The purple section of the code is what the malware uses to check if the current iteration’s function name is the one it’s looking for. Instead of a simple string comparison, it computes a hash of the name and compares it against a pre-computed value; if the two match, then it knows that it has found its target function. The main objective of this is to obfuscate the name of the function it’s looking for, since an analyst would need to hash all of the module’s exported names in order to check which function the malware is looking for. We’ll talk about how to circumvent these measures in the next final section.

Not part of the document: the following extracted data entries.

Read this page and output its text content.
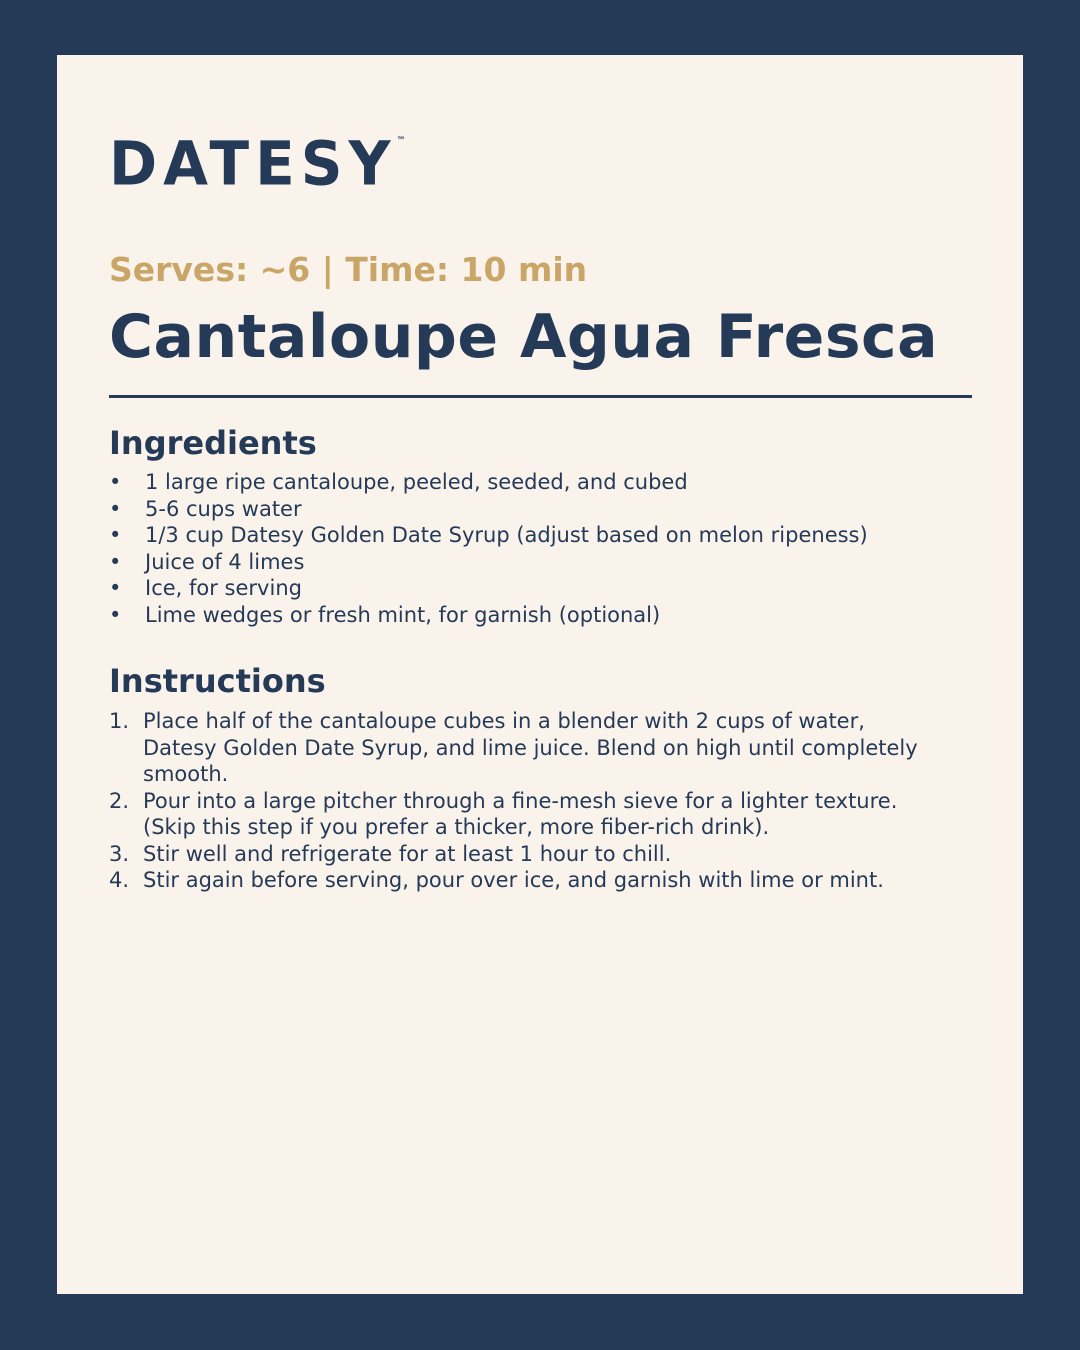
DATESY™
Serves: ~6 | Time: 10 min
Cantaloupe Agua Fresca
Ingredients
• 1 large ripe cantaloupe, peeled, seeded, and cubed
• 5-6 cups water
• 1/3 cup Datesy Golden Date Syrup (adjust based on melon ripeness)
• Juice of 4 limes
• Ice, for serving
• Lime wedges or fresh mint, for garnish (optional)
Instructions
1. Place half of the cantaloupe cubes in a blender with 2 cups of water, Datesy Golden Date Syrup, and lime juice. Blend on high until completely smooth.
2. Pour into a large pitcher through a fine-mesh sieve for a lighter texture. (Skip this step if you prefer a thicker, more fiber-rich drink).
3. Stir well and refrigerate for at least 1 hour to chill.
4. Stir again before serving, pour over ice, and garnish with lime or mint.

Once the malware finds its target function, then it proceeds into executing the cyan code block which is responsible for resolving the target function’s vaddress. First, it uses the current index to the AddressOfNames table to index into the AddressOfNameOrdinals table and fetch the ordinal corresponding to the current function. Then, it indexes into the AddressOfFunctions table using that same ordinal to fetch the vaddress of our target function. Finally, it stores the resolved address into the appropriate stack variable and either moves on to the next iteration (if there’s still one more function to resolve), or quits the dynamic API resolution code altogether (if all function names have been resolved).

Tackling Module and API Hashing:

Coming back to the purple section of the code concerned with API hashing, we can circumvent this by either using a debugger or using rainbow tables.

For the first method, we can essentially set a breakpoint right after the name is resolved and see which function it was looking for. Doing so on our previous code sample, we can see that the first hash for instance corresponds to the CreateThread() API function (Figure 7).

fig-7 Figure 7: Examining the resolved function VA in a debugger by means of a breakpoint

For the second method, we can either compute our own rainbow tables using FLARE’s shellcode_hashes for instance, or rely on the extensive OALabs’ HashDB rainbow table which already includes many hashes for many malware families.

Conclusion:

In this blogpost, we’ve gone over the following points:

  • Types of linking: static, dynamic implicit, dynamic explicit.
  • How to locate the Process Environment Block during execution (using the TEB and FS/GS register)
  • How to get the list of loaded modules in a process.
  • How to find the in-memory PE images of loaded DLLs.
  • How to parse the exports table of a loaded DLL during execution.
  • How to circumvent API name hashing.

Combining these concepts together allows us to effectively analyze malware that dynamically imports its dependencies without having to rely on the conventional methods.

This post is licensed under CC BY 4.0 by the author.